The Japanese trading house has set its sights on becoming a major player in WA grain trade to build integrated food supply chains into booming South-East Asian markets.
Sumitomo upped its stake in Australian grain trader Emerald to 100 per cent last month and yesterday it announced plans to build a flour mill outside Ho Chi Minh City.
The mill is a joint venture with CJ Cheiljedang, one of South Korea's biggest flour millers. It will open in May next year and produce about 150,000 tonnes of flour a year for customers in Vietnam and Cambodia.
Emerald already exports close to 100,000t of wheat to Vietnam annually through Sumitomo.
Emerald managing director John Murray refused to rule out investing in WA port infrastructure given the proximity to Vietnam and other key markets.
Mr Murray said there were no current plans to invest in the WA supply chain but Emerald has flagged buying more shipping slots at CBH ports for this season's harvest. Sumitomo executive Hideki Hijiya said the new mill created new opportunities for Australian wheat growers.

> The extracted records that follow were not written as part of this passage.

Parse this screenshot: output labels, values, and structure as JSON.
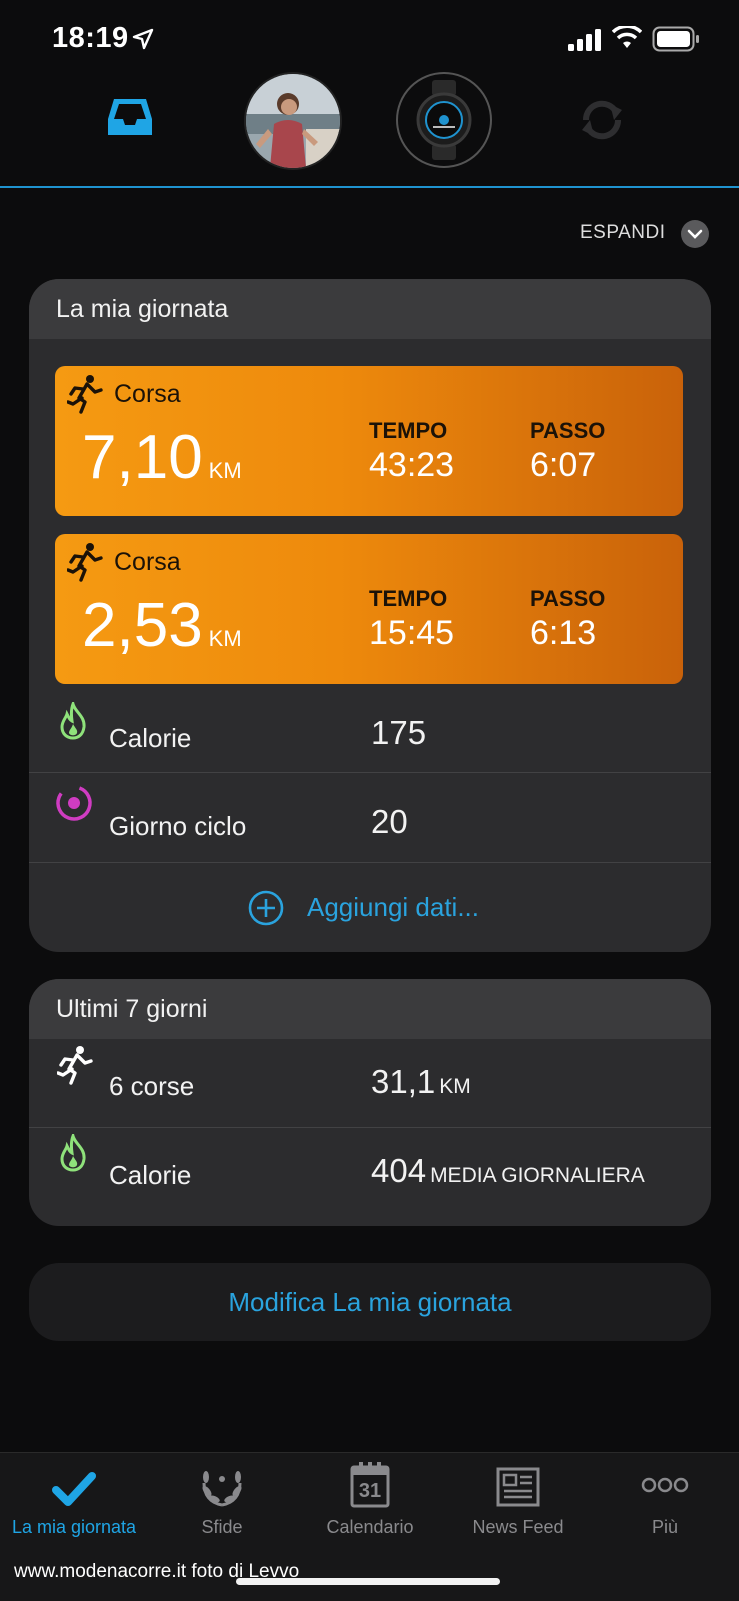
{
  "status": {
    "time": "18:19"
  },
  "header": {
    "expand_label": "ESPANDI",
    "icons": [
      "inbox-icon",
      "avatar",
      "watch-icon",
      "sync-icon"
    ]
  },
  "my_day": {
    "title": "La mia giornata",
    "activities": [
      {
        "type": "Corsa",
        "distance": "7,10",
        "unit": "KM",
        "time_label": "TEMPO",
        "time": "43:23",
        "pace_label": "PASSO",
        "pace": "6:07"
      },
      {
        "type": "Corsa",
        "distance": "2,53",
        "unit": "KM",
        "time_label": "TEMPO",
        "time": "15:45",
        "pace_label": "PASSO",
        "pace": "6:13"
      }
    ],
    "calories_label": "Calorie",
    "calories_value": "175",
    "cycle_label": "Giorno ciclo",
    "cycle_value": "20",
    "add_data": "Aggiungi dati..."
  },
  "last7": {
    "title": "Ultimi 7 giorni",
    "runs_label": "6 corse",
    "runs_value": "31,1",
    "runs_unit": "KM",
    "calories_label": "Calorie",
    "calories_value": "404",
    "calories_unit": "MEDIA GIORNALIERA"
  },
  "edit_button": "Modifica La mia giornata",
  "tabs": [
    {
      "label": "La mia giornata",
      "icon": "check-icon",
      "active": true
    },
    {
      "label": "Sfide",
      "icon": "laurel-icon",
      "active": false
    },
    {
      "label": "Calendario",
      "icon": "calendar-icon",
      "active": false,
      "badge": "31"
    },
    {
      "label": "News Feed",
      "icon": "newspaper-icon",
      "active": false
    },
    {
      "label": "Più",
      "icon": "more-icon",
      "active": false
    }
  ],
  "credit": "www.modenacorre.it foto di Levvo",
  "colors": {
    "accent": "#2aa3de",
    "activity_orange": "#f59a12",
    "card": "#2c2c2e",
    "background": "#0c0c0d"
  }
}
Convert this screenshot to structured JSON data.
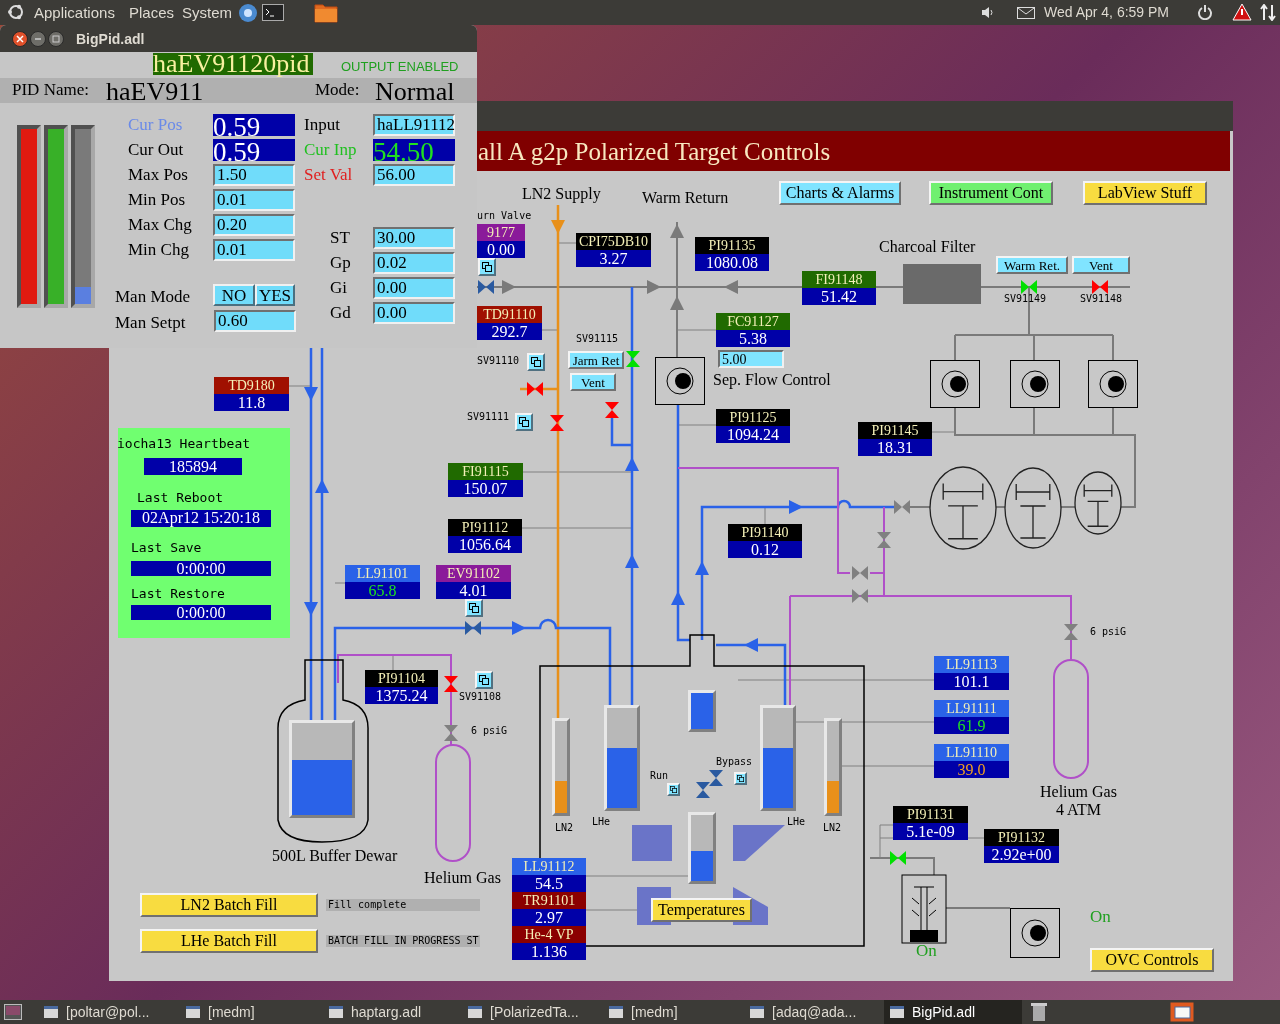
{
  "top_panel": {
    "menus": [
      "Applications",
      "Places",
      "System"
    ],
    "clock": "Wed Apr 4, 6:59 PM"
  },
  "pid_window": {
    "title": "BigPid.adl",
    "record": "haEV91120pid",
    "output_status": "OUTPUT ENABLED",
    "name_label": "PID Name:",
    "name": "haEV911",
    "mode_label": "Mode:",
    "mode": "Normal",
    "bars": [
      {
        "level": 1,
        "color": "#e01a10"
      },
      {
        "level": 1,
        "color": "#38b028"
      },
      {
        "level": 0.1,
        "color": "#5a7fe0"
      }
    ],
    "left_fields": [
      {
        "label": "Cur Pos",
        "value": "0.59",
        "kind": "readout",
        "color": "#6a8ae8"
      },
      {
        "label": "Cur Out",
        "value": "0.59",
        "kind": "readout",
        "color": "#000000"
      },
      {
        "label": "Max Pos",
        "value": "1.50",
        "kind": "entry",
        "color": "#000000"
      },
      {
        "label": "Min Pos",
        "value": "0.01",
        "kind": "entry",
        "color": "#000000"
      },
      {
        "label": "Max Chg",
        "value": "0.20",
        "kind": "entry",
        "color": "#000000"
      },
      {
        "label": "Min Chg",
        "value": "0.01",
        "kind": "entry",
        "color": "#000000"
      }
    ],
    "right_fields": [
      {
        "label": "Input",
        "value": "haLL91112",
        "kind": "entry",
        "color": "#000000"
      },
      {
        "label": "Cur Inp",
        "value": "54.50",
        "kind": "readout",
        "color": "#20c020",
        "alarm_sensitive": true
      },
      {
        "label": "Set Val",
        "value": "56.00",
        "kind": "entry",
        "color": "#e02020"
      },
      {
        "label": "ST",
        "value": "30.00",
        "kind": "entry",
        "color": "#000000"
      },
      {
        "label": "Gp",
        "value": "0.02",
        "kind": "entry",
        "color": "#000000"
      },
      {
        "label": "Gi",
        "value": "0.00",
        "kind": "entry",
        "color": "#000000"
      },
      {
        "label": "Gd",
        "value": "0.00",
        "kind": "entry",
        "color": "#000000"
      }
    ],
    "man_mode": {
      "label": "Man Mode",
      "options": [
        "NO",
        "YES"
      ]
    },
    "man_setpoint": {
      "label": "Man Setpt",
      "value": "0.60"
    }
  },
  "main_window": {
    "title": "all A g2p Polarized Target Controls",
    "nav_buttons": [
      {
        "label": "Charts & Alarms",
        "color": "#80e4ff"
      },
      {
        "label": "Instrument Cont",
        "color": "#70f070"
      },
      {
        "label": "LabView Stuff",
        "color": "#f8dc40"
      }
    ],
    "labels": [
      {
        "text": "urn Valve",
        "kind": "note"
      },
      {
        "text": "LN2 Supply",
        "kind": "caption"
      },
      {
        "text": "Warm Return",
        "kind": "caption"
      },
      {
        "text": "Charcoal Filter",
        "kind": "caption"
      },
      {
        "text": "Sep. Flow Control",
        "kind": "caption"
      },
      {
        "text": "500L Buffer Dewar",
        "kind": "caption"
      },
      {
        "text": "Helium Gas",
        "kind": "caption"
      },
      {
        "text": "Helium Gas",
        "kind": "caption"
      },
      {
        "text": "4 ATM",
        "kind": "caption"
      },
      {
        "text": "6 psiG",
        "kind": "note"
      },
      {
        "text": "6 psiG",
        "kind": "note"
      },
      {
        "text": "LN2",
        "kind": "note"
      },
      {
        "text": "LHe",
        "kind": "note"
      },
      {
        "text": "LHe",
        "kind": "note"
      },
      {
        "text": "LN2",
        "kind": "note"
      },
      {
        "text": "Run",
        "kind": "note"
      },
      {
        "text": "Bypass",
        "kind": "note"
      }
    ],
    "valve_tags": [
      "SV91115",
      "SV91110",
      "SV91111",
      "SV91149",
      "SV91148",
      "SV91108"
    ],
    "readouts": [
      {
        "label": "9177",
        "value": "0.00",
        "color": "#8a1a9a"
      },
      {
        "label": "CPI75DB10",
        "value": "3.27",
        "color": "#000000"
      },
      {
        "label": "PI91135",
        "value": "1080.08",
        "color": "#000000"
      },
      {
        "label": "FI91148",
        "value": "51.42",
        "color": "#206a00"
      },
      {
        "label": "TD91110",
        "value": "292.7",
        "color": "#a01000"
      },
      {
        "label": "FC91127",
        "value": "5.38",
        "color": "#206a00"
      },
      {
        "label": "PI91125",
        "value": "1094.24",
        "color": "#000000"
      },
      {
        "label": "PI91145",
        "value": "18.31",
        "color": "#000000"
      },
      {
        "label": "TD9180",
        "value": "11.8",
        "color": "#a01000"
      },
      {
        "label": "FI91115",
        "value": "150.07",
        "color": "#206a00"
      },
      {
        "label": "PI91112",
        "value": "1056.64",
        "color": "#000000"
      },
      {
        "label": "PI91140",
        "value": "0.12",
        "color": "#000000"
      },
      {
        "label": "LL91101",
        "value": "65.8",
        "color": "#2a62e8",
        "alarm_sensitive": true,
        "minor_alarm": false
      },
      {
        "label": "EV91102",
        "value": "4.01",
        "color": "#8a1a9a"
      },
      {
        "label": "PI91104",
        "value": "1375.24",
        "color": "#000000"
      },
      {
        "label": "LL91113",
        "value": "101.1",
        "color": "#2a62e8"
      },
      {
        "label": "LL91111",
        "value": "61.9",
        "color": "#2a62e8",
        "alarm_sensitive": true,
        "minor_alarm": false
      },
      {
        "label": "LL91110",
        "value": "39.0",
        "color": "#2a62e8",
        "alarm_sensitive": true,
        "minor_alarm": true
      },
      {
        "label": "PI91131",
        "value": "5.1e-09",
        "color": "#000000"
      },
      {
        "label": "PI91132",
        "value": "2.92e+00",
        "color": "#000000"
      },
      {
        "label": "LL91112",
        "value": "54.5",
        "color": "#2a62e8"
      },
      {
        "label": "TR91101",
        "value": "2.97",
        "color": "#8b0000"
      },
      {
        "label": "He-4 VP",
        "value": "1.136",
        "color": "#8b0000"
      }
    ],
    "small_buttons": [
      "Warm Ret.",
      "Vent",
      "Jarm Ret",
      "Vent"
    ],
    "flow_setpoint": "5.00",
    "heartbeat": {
      "title": "iocha13 Heartbeat",
      "count": "185894",
      "rows": [
        {
          "label": "Last Reboot",
          "value": "02Apr12 15:20:18"
        },
        {
          "label": "Last Save",
          "value": "0:00:00"
        },
        {
          "label": "Last Restore",
          "value": "0:00:00"
        }
      ]
    },
    "batch_fills": [
      {
        "label": "LN2 Batch Fill",
        "status": "Fill complete"
      },
      {
        "label": "LHe Batch Fill",
        "status": "BATCH FILL IN PROGRESS ST"
      }
    ],
    "temperatures_button": "Temperatures",
    "ovc_button": "OVC Controls",
    "pump_status": [
      "On",
      "On"
    ],
    "valves": [
      {
        "color": "#2a5aa0"
      },
      {
        "color": "#ff0000"
      },
      {
        "color": "#ff0000"
      },
      {
        "color": "#00e000"
      },
      {
        "color": "#ff0000"
      },
      {
        "color": "#00e000"
      },
      {
        "color": "#ff0000"
      },
      {
        "color": "#ff0000"
      },
      {
        "color": "#2a5aa0"
      },
      {
        "color": "#808080"
      },
      {
        "color": "#808080"
      },
      {
        "color": "#808080"
      },
      {
        "color": "#808080"
      },
      {
        "color": "#00e000"
      },
      {
        "color": "#2a5aa0"
      },
      {
        "color": "#2a5aa0"
      },
      {
        "color": "#808080"
      },
      {
        "color": "#808080"
      }
    ],
    "gauges": [
      {
        "level": 0.6
      },
      {
        "level": 0.35
      },
      {
        "level": 0.6
      },
      {
        "level": 1
      },
      {
        "level": 0.45
      },
      {
        "level": 0.6
      },
      {
        "level": 0.35
      }
    ]
  },
  "taskbar": [
    {
      "label": "[poltar@pol...",
      "selected": false
    },
    {
      "label": "[medm]",
      "selected": false
    },
    {
      "label": "haptarg.adl",
      "selected": false
    },
    {
      "label": "[PolarizedTa...",
      "selected": false
    },
    {
      "label": "[medm]",
      "selected": false
    },
    {
      "label": "[adaq@ada...",
      "selected": false
    },
    {
      "label": "BigPid.adl",
      "selected": true
    }
  ]
}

"This mill is part of Sumitomo's plan to build integrated supply chains across Asia and provide new pathways for Australian grain into the market," Mr Hijiya said.
The mill will compete for market share with Interflour, the joint venture between CBH and Indonesian billionaire Anthony Salim.
Interflour chief executive Greg Harvey welcomed the new player in a market where demand is skyrocketing. He said Interflour - Vietnam's biggest flour miller - was operating at close to capacity and weighing up options for another mill.
He urged the Australian Government to move quickly on a free trade agreement with Vietnam to maximise investment opportunities.
Japan's Sojitz Group is a minority partner in Interflour's Vietnam operations.
Mr Harvey said leading Japanese corporations had stepped up overseas investment in upstream and downstream food assets.
"A relatively strong yen and low domestic interest rates are giving them plenty of clout," he said.